3) “If you build it, they will come.” (Necromancer Class, Vanguard)
Vanguard was the first MMO to move away from the idea of a simple summoned pet for a pet class. While you could certainly raise the dead in the traditional manner, Vanguard went beyond. You built your own Frankenstein. Dead bodies could be scavenged for parts, constructed and given to your persistent pet, turning it into a powerhouse that grew right along side of you. It dealt with a part of the lore of necromancers that other games had not touched on – that of true grave robber, visionary of giving life to the dead. It was an interesting take and a fun little side quest within the group. After all, what could be more character enriching than the experience of a group pulling down their new loot – sword, staff, or what have you, wild the mad necromancer just smiles and pillages the claws off the dead body, excited not for the gold and silver but the knicknack nobody else even noticed, that will make him that much more powerful.

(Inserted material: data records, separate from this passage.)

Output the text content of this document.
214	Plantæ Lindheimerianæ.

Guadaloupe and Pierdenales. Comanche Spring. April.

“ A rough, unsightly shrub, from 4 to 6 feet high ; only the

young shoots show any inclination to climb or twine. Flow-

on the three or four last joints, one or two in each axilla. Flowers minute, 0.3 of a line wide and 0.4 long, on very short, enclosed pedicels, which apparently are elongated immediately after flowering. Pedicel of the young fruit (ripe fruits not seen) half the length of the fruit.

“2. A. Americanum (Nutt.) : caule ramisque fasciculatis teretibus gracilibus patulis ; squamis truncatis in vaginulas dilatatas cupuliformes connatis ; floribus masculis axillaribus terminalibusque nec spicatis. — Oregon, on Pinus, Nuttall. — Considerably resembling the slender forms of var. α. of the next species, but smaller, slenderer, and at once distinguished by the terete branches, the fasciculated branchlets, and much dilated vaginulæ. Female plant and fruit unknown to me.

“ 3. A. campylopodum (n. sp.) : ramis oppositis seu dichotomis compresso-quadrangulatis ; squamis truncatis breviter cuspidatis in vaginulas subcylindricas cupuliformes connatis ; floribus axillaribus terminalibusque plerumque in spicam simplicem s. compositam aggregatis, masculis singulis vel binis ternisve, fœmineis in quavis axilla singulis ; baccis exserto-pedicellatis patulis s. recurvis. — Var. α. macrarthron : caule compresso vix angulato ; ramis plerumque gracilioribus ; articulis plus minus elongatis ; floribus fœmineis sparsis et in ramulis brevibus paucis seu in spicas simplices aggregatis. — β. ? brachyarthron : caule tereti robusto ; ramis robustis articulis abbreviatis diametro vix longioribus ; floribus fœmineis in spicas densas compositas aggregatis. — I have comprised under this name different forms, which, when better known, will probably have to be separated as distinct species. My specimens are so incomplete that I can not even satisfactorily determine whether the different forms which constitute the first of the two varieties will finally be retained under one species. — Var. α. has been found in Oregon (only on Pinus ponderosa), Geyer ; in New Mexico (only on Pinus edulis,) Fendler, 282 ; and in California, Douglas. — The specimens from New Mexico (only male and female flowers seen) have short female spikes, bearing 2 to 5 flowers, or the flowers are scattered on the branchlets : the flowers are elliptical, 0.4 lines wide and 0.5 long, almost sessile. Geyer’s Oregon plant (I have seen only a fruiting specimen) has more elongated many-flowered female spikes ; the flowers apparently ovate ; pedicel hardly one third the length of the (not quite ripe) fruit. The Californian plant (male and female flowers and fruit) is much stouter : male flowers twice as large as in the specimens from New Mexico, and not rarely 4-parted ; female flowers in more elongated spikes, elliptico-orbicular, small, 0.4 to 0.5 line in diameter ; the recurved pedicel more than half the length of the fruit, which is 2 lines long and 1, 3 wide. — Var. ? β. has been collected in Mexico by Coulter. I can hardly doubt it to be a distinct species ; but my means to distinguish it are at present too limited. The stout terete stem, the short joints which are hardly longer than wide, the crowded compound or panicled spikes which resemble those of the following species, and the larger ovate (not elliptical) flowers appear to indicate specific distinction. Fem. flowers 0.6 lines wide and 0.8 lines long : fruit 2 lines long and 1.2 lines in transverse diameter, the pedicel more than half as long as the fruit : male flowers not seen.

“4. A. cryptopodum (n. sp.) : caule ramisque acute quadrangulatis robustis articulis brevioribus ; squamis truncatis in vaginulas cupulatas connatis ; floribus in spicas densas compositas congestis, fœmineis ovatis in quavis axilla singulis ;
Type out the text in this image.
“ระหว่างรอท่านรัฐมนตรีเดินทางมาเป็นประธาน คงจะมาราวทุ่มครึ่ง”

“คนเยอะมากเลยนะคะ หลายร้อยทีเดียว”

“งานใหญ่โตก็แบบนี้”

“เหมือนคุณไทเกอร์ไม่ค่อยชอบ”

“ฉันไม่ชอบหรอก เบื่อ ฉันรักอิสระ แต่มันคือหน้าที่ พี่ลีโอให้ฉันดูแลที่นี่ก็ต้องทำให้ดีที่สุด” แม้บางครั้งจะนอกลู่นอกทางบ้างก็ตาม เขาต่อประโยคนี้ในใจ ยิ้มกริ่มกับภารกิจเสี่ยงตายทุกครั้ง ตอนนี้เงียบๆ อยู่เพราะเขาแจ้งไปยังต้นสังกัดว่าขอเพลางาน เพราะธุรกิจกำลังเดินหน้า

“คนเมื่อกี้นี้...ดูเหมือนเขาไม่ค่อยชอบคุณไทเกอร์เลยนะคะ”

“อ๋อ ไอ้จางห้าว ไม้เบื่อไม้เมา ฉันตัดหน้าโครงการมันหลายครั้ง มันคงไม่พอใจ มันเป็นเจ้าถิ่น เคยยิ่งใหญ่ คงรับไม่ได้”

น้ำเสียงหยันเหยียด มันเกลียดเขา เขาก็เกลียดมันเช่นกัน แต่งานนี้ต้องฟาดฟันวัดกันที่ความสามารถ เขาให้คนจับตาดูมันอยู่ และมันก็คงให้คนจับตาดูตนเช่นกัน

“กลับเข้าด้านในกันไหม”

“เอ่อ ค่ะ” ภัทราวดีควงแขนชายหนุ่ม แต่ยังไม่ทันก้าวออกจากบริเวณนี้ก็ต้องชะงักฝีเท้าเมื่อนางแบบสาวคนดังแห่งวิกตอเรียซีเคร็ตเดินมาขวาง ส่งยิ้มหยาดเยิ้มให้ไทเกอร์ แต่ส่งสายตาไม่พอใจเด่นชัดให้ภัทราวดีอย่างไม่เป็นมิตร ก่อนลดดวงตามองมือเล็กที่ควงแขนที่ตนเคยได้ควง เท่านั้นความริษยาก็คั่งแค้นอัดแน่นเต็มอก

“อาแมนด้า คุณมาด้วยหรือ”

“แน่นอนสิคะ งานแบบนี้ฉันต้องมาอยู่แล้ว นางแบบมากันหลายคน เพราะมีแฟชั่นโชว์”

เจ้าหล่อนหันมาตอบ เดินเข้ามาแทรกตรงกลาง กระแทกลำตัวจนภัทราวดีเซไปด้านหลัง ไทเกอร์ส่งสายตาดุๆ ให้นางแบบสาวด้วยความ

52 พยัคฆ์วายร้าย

4) “Dual wielding, healing, teleporting, pet class? Yeah, we got those.” (Disciplines, Shadowbane)
While some fun has been had with Wildstar’s system allowing you to chose a sort of subclass that unlocks new area quests, they don’t change the way your class is played, as Shadowbane’s original discipline system did. You had a base class, and advanced class, and then up to three disciplines you could stack on top of that. The end result was that you could build characters that might both be wizards, but with wildly varying skill rotations, abilities, and out of combat utilities. Both could hit you with a lightning bolt, but one might summon dark lords and dual wield swords, the other might run around healing and buffing his group. And the disciplines ranged from the ho-hum (Enchanter, Archmage) to the interesting (Bladeweaver, Traveler) to the WTF (Ratcatcher, Sundancer, Gorgoi). It was a lesson lost on PvP developers everywhere, who now seem to think that PvP can only be good and balanced if every character can be summed up in a class word and its abilities and strengths and weaknesses determined at a glance. In Shadowbane, those kinds of assumptions got you killed. Fast.
5) Attention! Party on deck! (Crews and Duty Officers, Star Trek Online)
Growing up, my favorite RPG series was Might and Magic. I loved rolling a party (sometimes naming characters after my buds) and having a grand adventure through fantasy, not to mention time and space (because Might and Magic wasn’t complete without laser guns appearing at some point). Later on RPG’s evolved, and you had only one character. And so when MMO’s hit, the same followed. But I miss the party system and the fun that could be had with some…well, what I will call “internal roleplaying” – fan fiction, having the universe personalized and come alive in your own head a little more.
And you know, there is only one MMO right now where you can play a fully fleshed out party of five, and where their skills and yours are usable, and where you can pick their race, class, and personality. And that is Star Trek Online. I mean, if you want to play a classic RPG, STO is sitting right there waiting for you, with fleshed out, well written, hour long quests (er, “episodes”) covering multiple story arcs. And if you want to play with a buddy, like I wanted badly to do with Might and Magic back in the day – team up, and you can each bring half your party (on the ground) or all of it (in space).
Truly, this is one of the under-appreciated aspects of STO. One that is not noticed, much less lauded, often enough.